Selaaamm bölümle geldiiimm

Güzel bölümler geliyorr güzel olaylar olacaaak ama bakalım bu bölümde neler olacak ?

Başlama saatinizi alayımm 💫

Biraz üzücü biliyorum ama sizce kaçıncı bölümde final yapalım :(

Hadi okumaya başlayalım sonda sohbet ederiz bol boool ❤ (( Sonda teşekkürüm var okuyunuz lütfeeen))

Ben ne yapacağımı bilemeyerek Meriç ve Nazlı ablaya döndüğümde Kerim abi nazikçe kolumu tutarak kapının önüne geçti.

"Sen hangi yüzle buraya geliyorsun Duru?"

Duru gözlüğünü çıkarıp saçlarını savurunca Nazlı sinirle gülerek kafasını salladı.

"Sana da merhaba Kerim abicigim. Bir buyur edin içeri ya o kadar hukuğumuz var."

Sinirden delirmek üzereydim.

"Ya Kerim abii beni kimse anlamasa sen anlarsııın.. alkolü alınca ne yaptığımı bilmiyorum ben işte ne yapayım?"

Kerim abinin boynuna sarılmıştı? Nazlı abla Meriç'in kolunun altından çıkıp sinirle Duru'nun kollarını Kerim abiden ayırdı.

"Duru bak beni zorlama.. beni zorlama defol git."

Meriç ceketini alıp kapının dışına çıkarak Duru'nun kolunu tuttu ve merdivenlerden inmeye başladılar. Bu defa da ben hışımla kapının önüne çıkıp Meriç'e baktım. Hızla merdivenlerden iniyordu ve beni görmüyordu bile.

"Sezen görüşürüz bebiş gelirim bir ara."

Sinirle içeriye girip kapıyı çarpınca Kerim abiyle Nazlı abla irkildiler.

"Ne demek bu ya? Nasıl yapar bunu, benim gözümün önünde bana sormadan kızı kolundan tutup götürüyor bunu nasıl yapar Nazlı abla?.. deliricem ben delireyim diye yapıyor bunu. Kerim abi bir şey söylesene ya bunu bana nasıl yapar? Hem de benim gözümün önünde!"

Ben söylendikçe onlar daha da tedirgin oluyordu. Oturamıyordum bir oraya bir buraya gidip geliyordum. Peşinden gidebilirdim ama yapmadım çünkü o bunu tercih etmişti. Nazlı ablayla Kerim abi durumun ciddiyetini anlayıp gitmeye karar verince bana sakin olmam için bin tane nasihatte bulundular. Sakin olunacak bir durum yoktu maalesef. O kız beni rezil etmiş, insanlara kötü lanse etmişti Meriçse kovmak yerine kolunu tutup gitmişti. Hem de benim gözümün önünde.

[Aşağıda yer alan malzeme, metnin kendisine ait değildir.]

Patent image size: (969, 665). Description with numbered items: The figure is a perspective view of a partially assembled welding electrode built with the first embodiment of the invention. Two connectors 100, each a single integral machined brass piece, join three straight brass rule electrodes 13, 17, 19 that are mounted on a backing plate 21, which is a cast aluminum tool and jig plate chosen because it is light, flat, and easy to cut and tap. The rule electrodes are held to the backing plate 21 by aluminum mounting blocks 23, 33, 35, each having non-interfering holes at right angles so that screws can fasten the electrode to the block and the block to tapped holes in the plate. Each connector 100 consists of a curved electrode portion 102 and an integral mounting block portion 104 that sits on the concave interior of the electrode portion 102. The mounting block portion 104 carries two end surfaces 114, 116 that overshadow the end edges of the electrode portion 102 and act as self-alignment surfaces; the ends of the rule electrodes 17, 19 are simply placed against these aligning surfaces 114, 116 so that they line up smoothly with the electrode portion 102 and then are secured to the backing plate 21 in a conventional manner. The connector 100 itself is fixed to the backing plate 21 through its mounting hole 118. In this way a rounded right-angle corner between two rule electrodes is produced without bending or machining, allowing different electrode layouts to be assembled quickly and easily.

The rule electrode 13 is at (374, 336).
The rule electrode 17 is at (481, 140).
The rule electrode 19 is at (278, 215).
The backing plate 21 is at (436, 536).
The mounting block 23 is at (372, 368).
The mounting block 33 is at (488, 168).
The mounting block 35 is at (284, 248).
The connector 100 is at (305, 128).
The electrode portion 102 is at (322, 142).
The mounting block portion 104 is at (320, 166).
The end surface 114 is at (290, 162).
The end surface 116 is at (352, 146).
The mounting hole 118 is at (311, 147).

Çalan kapıyla kapıya koşup dürbüne baktım. Meriç gelmişti. Açacak mıydım? Tabiki de hayır!

"Sezen açar mısın konuşalım?"

Sinirden saç baş yolmak istiyordum.

"Git ya defol git Duruya git sen.. "

Sinirden ağlamaya da başlamıştım. Çok güzel Sezen bir sinirden ağlamadığın kalmıştı çünkü.

"Sezen bu konuyu bu kadar büyüttüğüne inanamıyorum ya.. açar mısın kapıyı hadi güzelim."

Yumruk yaptığım elimi sinirle kapıya vurdum. Hayır bu ben değildim ama bir o kadar da bendim..

"Gitsene sen ya görmek istemiyorum seni. Çık git yakınımda da olma."

Bir süre sessizliğin ardından binanın kapısı hızla çekildi. Koşarak pencereye gittiğimde arabasına binip gözden kayboluşunu izledim. Bu kadar basitti, bu kadar kolay vazgeçebiliyordu..
Olayın üstünden üç saat geçmişti. Meriç gelmiyordu ben de pencerenin önünden kalkamıyordum..
Frekans'ın zamanı gelince mecburen elimdeki kahveyle stüdyoya girdim. İlk defa bu kadar isteksiz ama bir o kadar da istekli giriyordum. Belki Meriç beni dinlerdi?